For me, pole dancing feels like flying. Sometimes I almost am, as I sweep my body upside down around the pole. I love the sound of my friends gasping with fear when I do a new trick. I love the way my hair lifts behind me when I spin really fast and how it feels like jumping off the edge of a cliff. I love the feeling of my breath and heart in my throat when I perform a drop split.
For others, pole dance is about sensual movement, a way to reconceptualize what desire, strength and body acceptance feel like when the male gaze (what many people think of when they think of pole dancing) is not present or considered.

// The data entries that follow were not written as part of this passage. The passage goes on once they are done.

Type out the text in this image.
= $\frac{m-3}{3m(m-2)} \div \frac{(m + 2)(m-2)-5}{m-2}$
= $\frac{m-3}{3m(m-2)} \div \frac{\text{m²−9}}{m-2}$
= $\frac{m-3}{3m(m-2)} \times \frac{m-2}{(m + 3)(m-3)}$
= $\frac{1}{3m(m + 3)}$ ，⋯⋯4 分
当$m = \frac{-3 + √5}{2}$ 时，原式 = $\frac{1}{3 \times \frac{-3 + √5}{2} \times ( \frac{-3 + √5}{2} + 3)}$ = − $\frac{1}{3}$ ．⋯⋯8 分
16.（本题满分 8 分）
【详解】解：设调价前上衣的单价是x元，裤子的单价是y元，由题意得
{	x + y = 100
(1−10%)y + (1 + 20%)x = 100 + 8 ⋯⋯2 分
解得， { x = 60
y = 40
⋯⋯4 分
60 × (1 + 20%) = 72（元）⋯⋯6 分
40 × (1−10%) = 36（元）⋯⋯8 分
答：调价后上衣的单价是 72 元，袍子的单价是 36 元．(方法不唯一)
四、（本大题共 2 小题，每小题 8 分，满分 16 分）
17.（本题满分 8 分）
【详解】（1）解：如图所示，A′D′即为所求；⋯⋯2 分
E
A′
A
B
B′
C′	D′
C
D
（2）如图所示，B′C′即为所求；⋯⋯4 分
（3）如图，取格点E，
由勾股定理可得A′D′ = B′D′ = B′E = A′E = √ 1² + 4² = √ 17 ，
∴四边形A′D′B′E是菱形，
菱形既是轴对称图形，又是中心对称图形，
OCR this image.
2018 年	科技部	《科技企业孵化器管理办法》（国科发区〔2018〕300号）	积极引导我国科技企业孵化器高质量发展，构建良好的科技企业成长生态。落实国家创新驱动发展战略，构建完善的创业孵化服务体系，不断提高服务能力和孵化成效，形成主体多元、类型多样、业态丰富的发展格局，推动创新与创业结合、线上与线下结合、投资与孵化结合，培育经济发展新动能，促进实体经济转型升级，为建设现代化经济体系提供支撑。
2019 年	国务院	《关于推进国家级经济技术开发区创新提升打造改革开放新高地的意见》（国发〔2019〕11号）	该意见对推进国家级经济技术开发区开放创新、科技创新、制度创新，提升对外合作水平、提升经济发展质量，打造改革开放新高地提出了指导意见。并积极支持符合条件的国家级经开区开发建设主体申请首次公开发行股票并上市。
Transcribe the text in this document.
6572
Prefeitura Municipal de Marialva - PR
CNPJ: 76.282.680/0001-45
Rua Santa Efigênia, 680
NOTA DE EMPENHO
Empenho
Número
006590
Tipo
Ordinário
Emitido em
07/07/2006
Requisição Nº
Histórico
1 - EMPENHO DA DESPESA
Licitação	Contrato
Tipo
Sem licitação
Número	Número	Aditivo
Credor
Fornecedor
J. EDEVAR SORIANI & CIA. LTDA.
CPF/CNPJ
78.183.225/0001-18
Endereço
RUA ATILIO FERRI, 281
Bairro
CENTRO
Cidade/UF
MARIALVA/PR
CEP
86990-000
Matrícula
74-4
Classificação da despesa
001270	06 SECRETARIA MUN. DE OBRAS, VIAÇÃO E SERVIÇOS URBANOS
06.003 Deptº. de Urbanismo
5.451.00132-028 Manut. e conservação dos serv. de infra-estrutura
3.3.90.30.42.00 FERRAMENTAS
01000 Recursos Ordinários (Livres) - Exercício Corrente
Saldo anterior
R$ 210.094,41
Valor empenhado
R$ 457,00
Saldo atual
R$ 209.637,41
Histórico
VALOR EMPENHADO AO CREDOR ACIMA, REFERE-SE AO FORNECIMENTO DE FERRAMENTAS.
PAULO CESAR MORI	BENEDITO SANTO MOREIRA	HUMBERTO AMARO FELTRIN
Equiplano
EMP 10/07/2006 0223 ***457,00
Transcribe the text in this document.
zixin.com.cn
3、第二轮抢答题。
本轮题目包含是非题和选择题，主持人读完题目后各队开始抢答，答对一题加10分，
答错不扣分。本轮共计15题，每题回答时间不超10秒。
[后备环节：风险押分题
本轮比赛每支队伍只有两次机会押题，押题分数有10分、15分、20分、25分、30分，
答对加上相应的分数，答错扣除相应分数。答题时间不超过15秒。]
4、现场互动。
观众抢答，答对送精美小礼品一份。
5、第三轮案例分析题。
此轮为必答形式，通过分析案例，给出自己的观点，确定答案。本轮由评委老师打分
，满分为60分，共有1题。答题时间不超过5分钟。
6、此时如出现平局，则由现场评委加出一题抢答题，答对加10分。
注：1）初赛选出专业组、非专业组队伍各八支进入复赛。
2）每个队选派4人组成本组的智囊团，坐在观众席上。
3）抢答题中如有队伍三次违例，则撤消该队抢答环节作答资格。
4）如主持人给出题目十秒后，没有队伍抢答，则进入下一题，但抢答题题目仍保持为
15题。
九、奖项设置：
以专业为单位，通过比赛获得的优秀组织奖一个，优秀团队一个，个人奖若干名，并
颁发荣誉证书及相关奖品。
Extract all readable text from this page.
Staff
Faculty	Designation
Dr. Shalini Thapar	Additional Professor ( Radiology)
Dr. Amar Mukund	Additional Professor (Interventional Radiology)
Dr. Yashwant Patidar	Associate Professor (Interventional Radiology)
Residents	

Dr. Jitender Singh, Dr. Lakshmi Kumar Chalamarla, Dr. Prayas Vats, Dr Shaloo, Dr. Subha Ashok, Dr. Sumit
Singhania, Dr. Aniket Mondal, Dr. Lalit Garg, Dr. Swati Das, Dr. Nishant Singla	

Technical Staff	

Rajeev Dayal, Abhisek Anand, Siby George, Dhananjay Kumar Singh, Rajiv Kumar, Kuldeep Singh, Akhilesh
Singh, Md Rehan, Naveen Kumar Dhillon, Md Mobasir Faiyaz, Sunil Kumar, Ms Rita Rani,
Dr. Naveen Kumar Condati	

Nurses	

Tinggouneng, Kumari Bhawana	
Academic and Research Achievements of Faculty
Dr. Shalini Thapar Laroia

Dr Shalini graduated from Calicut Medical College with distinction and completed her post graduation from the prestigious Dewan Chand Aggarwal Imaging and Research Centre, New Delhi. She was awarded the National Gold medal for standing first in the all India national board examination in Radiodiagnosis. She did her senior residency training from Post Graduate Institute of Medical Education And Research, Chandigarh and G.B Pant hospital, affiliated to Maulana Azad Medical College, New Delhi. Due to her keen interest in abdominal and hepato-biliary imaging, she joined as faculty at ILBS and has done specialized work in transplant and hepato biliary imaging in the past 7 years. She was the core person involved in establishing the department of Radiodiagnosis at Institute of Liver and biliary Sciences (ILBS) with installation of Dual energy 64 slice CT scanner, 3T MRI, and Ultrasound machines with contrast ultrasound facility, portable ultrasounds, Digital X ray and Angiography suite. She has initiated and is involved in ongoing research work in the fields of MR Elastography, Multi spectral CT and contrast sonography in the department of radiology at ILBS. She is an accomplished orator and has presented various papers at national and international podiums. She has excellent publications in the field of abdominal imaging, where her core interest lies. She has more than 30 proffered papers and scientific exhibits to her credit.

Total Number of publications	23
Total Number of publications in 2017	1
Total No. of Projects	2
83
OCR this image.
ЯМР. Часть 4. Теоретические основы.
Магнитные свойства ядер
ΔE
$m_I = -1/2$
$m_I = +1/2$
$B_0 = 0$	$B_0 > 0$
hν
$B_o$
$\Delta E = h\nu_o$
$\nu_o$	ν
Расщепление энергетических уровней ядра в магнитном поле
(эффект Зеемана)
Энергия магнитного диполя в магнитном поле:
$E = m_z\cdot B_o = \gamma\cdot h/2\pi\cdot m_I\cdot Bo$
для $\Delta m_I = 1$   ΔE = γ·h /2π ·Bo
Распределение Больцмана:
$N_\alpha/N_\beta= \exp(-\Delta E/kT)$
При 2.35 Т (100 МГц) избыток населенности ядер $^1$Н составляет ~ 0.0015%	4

After graduating from law school and becoming an attorney, I worked in tech, ran a private law practice and now run three pole studios. At each of my studios, I’ve met so many people who come to heal from something; body image challenges, sexual assault, a general sense of their bodies not belonging to them.
Pole dancing uses the sensuality and strength inherent in the movement practice ― which was largely developed by strippers, though they are generally not given due credit ― as a way to reclaim autonomy over our bodies. In the five years I’ve run and built these studios and the communities inside them, I’ve come to understand that so many people ― not just women ― hold sexual shame as a kind of skeleton in their proverbial closets.
So many people have written to tell me about their experiences with shame; sex work shame, assault shame, rape shame, religious shame. So many people, so many shades of shame ― and so few spaces to explore sensuality in a way that is unashamed, unapologetic, and for one’s own pleasure and self-exploration.
Pole dance communities are havens around the world. The studios offer safe places for what the rest of the world seemingly doesn’t: the discovery of one’s sensuality and sexuality, which is a natural and necessary component of people’s identities that, for most, is left largely unexplored. “Strip Down, Rise Up” takes viewers along on a few of those journeys.